I'm not sure whether this qualifies as "elementary", but here's one way:

Note that $A$ and $B$ form a commuting family of matrices, so that $A$ and $B$ are simultaneously upper-triangularizable. That is, there is some unitary $U$ such that $U^*AU$ and $U^*BU$ are both upper triangular.

Note that $U^*AU$ and $U^*B U$ are both normal and upper-triangular, which means that they are diagonal. That is, we have
$$
A = U\pmatrix{
\lambda_1 & &\\
&\ddots&\\
&&\lambda_n}U^* \quad
B = U\pmatrix{
\mu_1 & &\\
&\ddots&\\
&&\mu_n}U^*
$$
From here, it is easy to verify that $AB^* = B^*A$.

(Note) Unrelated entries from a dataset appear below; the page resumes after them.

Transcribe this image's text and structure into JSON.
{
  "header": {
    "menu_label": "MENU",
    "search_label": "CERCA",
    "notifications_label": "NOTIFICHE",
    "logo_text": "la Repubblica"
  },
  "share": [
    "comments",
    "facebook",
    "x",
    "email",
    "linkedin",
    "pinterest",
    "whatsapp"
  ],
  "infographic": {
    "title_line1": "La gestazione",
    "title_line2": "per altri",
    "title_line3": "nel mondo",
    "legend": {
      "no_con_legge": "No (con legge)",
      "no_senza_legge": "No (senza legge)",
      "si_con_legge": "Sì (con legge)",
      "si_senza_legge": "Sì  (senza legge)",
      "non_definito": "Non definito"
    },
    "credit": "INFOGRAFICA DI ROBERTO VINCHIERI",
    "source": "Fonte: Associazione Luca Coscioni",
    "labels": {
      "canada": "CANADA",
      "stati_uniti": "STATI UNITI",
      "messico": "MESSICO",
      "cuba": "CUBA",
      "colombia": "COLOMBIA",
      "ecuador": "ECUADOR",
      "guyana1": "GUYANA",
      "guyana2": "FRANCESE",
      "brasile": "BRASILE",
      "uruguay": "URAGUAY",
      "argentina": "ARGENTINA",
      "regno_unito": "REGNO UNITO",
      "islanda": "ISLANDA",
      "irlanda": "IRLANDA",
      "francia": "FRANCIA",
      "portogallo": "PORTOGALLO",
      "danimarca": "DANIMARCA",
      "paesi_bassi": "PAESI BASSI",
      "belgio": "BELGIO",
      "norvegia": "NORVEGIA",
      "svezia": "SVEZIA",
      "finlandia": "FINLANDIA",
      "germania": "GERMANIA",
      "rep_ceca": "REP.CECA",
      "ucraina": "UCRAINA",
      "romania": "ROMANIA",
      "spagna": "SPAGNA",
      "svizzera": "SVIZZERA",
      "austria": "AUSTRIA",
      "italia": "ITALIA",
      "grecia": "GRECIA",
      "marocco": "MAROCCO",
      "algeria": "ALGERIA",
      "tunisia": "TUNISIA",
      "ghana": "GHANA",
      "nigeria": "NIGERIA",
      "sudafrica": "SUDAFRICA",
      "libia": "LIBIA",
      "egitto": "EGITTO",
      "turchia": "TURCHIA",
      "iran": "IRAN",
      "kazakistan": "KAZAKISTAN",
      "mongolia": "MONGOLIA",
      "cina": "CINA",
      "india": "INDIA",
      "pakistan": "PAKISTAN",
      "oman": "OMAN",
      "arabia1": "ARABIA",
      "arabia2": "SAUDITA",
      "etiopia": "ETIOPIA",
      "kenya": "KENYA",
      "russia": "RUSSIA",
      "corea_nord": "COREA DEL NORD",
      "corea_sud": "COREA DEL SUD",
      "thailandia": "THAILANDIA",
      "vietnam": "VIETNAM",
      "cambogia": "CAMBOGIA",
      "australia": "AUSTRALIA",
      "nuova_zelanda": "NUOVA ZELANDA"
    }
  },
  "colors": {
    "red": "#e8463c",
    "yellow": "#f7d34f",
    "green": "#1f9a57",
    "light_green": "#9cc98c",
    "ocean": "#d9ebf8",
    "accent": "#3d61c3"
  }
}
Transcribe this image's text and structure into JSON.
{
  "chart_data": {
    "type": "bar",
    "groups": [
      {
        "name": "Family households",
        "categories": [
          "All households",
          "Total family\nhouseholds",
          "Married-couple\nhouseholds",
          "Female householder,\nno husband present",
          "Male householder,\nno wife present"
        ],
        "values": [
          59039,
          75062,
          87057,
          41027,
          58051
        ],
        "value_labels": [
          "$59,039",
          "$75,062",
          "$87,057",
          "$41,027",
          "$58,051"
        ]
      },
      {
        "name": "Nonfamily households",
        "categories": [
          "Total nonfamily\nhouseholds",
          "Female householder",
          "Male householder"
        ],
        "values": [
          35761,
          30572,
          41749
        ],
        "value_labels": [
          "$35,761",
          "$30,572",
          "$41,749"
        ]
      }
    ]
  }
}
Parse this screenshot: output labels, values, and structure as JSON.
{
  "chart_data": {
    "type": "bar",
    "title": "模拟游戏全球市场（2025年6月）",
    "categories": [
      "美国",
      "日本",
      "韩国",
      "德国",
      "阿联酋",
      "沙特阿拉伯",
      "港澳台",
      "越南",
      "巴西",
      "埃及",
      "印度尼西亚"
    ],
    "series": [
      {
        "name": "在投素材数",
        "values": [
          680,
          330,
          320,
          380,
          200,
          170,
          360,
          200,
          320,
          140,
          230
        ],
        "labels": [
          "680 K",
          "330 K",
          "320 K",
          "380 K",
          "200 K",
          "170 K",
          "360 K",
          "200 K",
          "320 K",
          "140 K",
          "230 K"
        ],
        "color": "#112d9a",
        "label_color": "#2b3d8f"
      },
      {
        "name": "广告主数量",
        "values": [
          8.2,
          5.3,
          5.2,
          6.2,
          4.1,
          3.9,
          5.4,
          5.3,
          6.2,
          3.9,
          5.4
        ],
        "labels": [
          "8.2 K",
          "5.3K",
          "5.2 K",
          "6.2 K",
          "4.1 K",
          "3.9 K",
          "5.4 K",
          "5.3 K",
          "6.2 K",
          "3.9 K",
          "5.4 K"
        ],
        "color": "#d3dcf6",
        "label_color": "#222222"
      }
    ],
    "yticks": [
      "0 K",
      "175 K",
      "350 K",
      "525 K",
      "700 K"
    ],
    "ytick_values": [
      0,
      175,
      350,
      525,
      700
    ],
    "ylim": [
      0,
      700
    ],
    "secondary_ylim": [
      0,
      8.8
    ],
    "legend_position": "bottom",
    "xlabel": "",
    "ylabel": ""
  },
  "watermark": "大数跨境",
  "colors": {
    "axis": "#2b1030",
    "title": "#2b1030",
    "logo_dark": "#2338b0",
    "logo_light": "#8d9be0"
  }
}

Alternatively, there's a nice inductive proof here if we use the following two facts:

- Commuting matrices have a common eigenvector
- A matrix of the form $\pmatrix{A&B\\0&C}$ is only normal if $B = 0$

With that, we may use the fact that $A$ and $B$ have a common eigenvector to write
$$
A = U\pmatrix{
\lambda_1 & c^T\\
0&\tilde A}
U^* \quad
B = U\pmatrix{
\mu_1 & d^T\\
0&\tilde B}U^*
$$
for a unitary $U$ (whose first column is a common eigenvector to $A$ and $B$). Because $A$ and $B$ are normal, we see that $c = d = 0$. Because $A$ and $B$ are commuting normal matrices, $\tilde A$ and $\tilde B$ are (smaller) commuting normal matrices.

By induction, we may conclude (as before) that for some unitary $U$, we have
$$
A = U\pmatrix{
\lambda_1 & &\\
&\ddots&\\
&&\lambda_n}U^* \quad
B = U\pmatrix{
\mu_1 & &\\
&\ddots&\\
&&\mu_n}U^*
$$
and we may reach the desired conclusion, just like last time.